One of these mates presents two panels with pyrography figures, made with a fine, incandescent instrument. Four warriors were represented in full combat, with fierce faces and wide eyes. Two of them carry weapons and trophy heads; They are richly dressed and wear sandals. These types of representations are not found in the Lima tradition but are very common in the Moche iconography of the northern coast, which would indicate northern influences. However, the treatment of the characters is similar to that observed in Late Nasca iconography; which also suggests a southern influence.
Workshop for making luxury objects in Spondylus princeps shell
Excavations carried out at the southern end of Platform 5, the highest and most extensive of the pyramid, made it possible to define a series of structures made with large adobes and adobes, belonging to the Maranga VI period, which show successive architectural remodeling.
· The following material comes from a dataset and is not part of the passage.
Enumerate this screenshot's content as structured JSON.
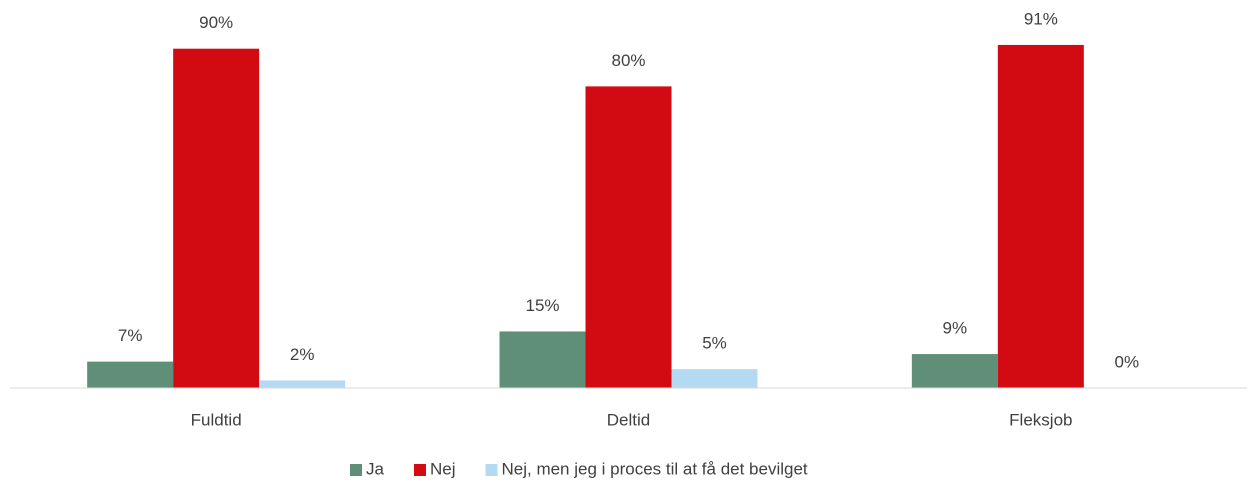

Whole shells, fragments, discoidal beads and polished plates of the mollusk Spondylus princeps appeared among the fillings from the latest remodeling. We are proposing the existence of a series of workshops where beads for necklaces and plates were made from these shells; workshops that would have been dismantled and their remains used in filling for architectural remodeling.
Spondylus princeps is a bivalve mollusk whose shell had a very important symbolic role for societies located in the Central Andes. Their original habitat is in the tropical marine ecosystem of the Ecuadorian coast, thousands of kilometers away from the various archaeological contexts of the central Andean area where they have been found.